Todos os anos, 945 mil jovens terminam o ensino médio e encaram a frustração de ter de abandonar as salas de aula. São garotos e garotas sem nenhuma oportunidade de ingressar num curso superior, engrossando a massa dos mais de sete milhões de jovens de 18 a 24 anos já ¿excluídos¿ do sistema. Os dados são da Hoper Educacional, maior consultoria de mercado na área.

Em contrapartida, o Censo do Ensino Superior, divulgado pelo Ministério da Educação (MEC) de novembro de 2009, alertou para a ociosidade do mercado. Em todo o País, foram registradas 1.479.318 vagas não preenchidas em 2008.

No citado ano, havia 4.880.381 matriculados em todas as instituições de ensino superior do País, com um aumento de 4,4% sobre 2007. Mesmo assim, a taxa de escolarização superior não passa dos 15% da faixa etária entre os 18 e aos 24 anos de idade.

Os números ficam aquém da meta estabelecida pelo Plano Nacional de Educação de atingir 30%. O Brasil também continua em uma posição de desvantagem em relação aos outros países da América Latina. Considerando que a média de comprometimento de renda familiar com o ensino superior está em torno de 15% da renda, podemos concluir facilmente onde está o maior obstáculo para ampliação da inserção de alunos de menor poder aquisitivo no ensino superior, observa Ryon Braga, presidente da Hoper.

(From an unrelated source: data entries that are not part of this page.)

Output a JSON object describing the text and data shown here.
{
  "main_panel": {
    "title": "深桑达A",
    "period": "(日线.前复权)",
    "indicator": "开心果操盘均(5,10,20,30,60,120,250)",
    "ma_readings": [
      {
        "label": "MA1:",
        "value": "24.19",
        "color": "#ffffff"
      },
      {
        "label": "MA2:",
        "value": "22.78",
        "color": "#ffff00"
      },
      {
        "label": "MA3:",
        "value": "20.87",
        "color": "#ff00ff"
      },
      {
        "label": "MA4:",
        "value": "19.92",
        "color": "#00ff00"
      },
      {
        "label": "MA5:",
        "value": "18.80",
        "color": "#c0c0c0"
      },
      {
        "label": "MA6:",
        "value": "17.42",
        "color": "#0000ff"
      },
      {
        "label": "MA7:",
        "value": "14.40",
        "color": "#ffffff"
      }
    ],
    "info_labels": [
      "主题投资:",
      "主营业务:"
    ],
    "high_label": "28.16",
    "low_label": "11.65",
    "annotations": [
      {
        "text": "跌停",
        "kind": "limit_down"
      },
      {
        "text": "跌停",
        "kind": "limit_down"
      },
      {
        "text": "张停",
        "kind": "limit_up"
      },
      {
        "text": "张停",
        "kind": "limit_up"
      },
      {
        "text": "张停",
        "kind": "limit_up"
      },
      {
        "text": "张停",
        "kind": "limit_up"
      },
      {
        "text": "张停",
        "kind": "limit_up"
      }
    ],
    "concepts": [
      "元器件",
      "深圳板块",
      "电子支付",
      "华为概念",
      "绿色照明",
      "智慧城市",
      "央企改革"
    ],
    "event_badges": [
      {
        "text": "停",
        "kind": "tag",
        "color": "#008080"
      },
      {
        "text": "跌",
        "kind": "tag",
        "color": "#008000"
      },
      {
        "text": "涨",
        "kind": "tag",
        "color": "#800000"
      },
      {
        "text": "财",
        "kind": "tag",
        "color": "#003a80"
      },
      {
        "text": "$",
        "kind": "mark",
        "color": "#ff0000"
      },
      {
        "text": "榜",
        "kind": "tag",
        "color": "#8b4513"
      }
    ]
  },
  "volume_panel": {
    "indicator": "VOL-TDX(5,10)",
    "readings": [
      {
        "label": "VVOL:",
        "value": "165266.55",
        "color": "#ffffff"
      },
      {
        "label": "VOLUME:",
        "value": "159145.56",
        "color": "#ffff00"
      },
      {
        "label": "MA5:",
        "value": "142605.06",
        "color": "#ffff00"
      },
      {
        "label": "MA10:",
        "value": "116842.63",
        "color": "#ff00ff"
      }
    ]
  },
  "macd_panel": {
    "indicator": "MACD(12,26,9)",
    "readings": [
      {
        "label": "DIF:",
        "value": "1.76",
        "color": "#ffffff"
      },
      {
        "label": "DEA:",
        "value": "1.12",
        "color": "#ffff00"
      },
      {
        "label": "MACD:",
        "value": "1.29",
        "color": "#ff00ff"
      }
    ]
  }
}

Para Marco de Luca, doutor na área de educação pela Universidade Federal de Minas Gerais (UFMG), a marginalização dos jovens aumenta a desigualdade do País. Daqui a pouco, ter ensino fundamental e médio será irrelevante para o mercado. As exigências só crescem, afirma.

Estudo da Organização de Cooperação e de Desenvolvimento Econômicos (OCDE), divulgado em setembro do ano passado, confirma a tese: quem possui formação de nível superior no Brasil eleva em 100% sua renda mensal.

Setor privado

Ryon Braga explica que ao longo das últimas duas décadas, o setor privado foi adquirindo presença majoritária no ensino superior brasileiro devido, principalmente, à incapacidade do setor público de atender à demanda de estudantes de nível superior.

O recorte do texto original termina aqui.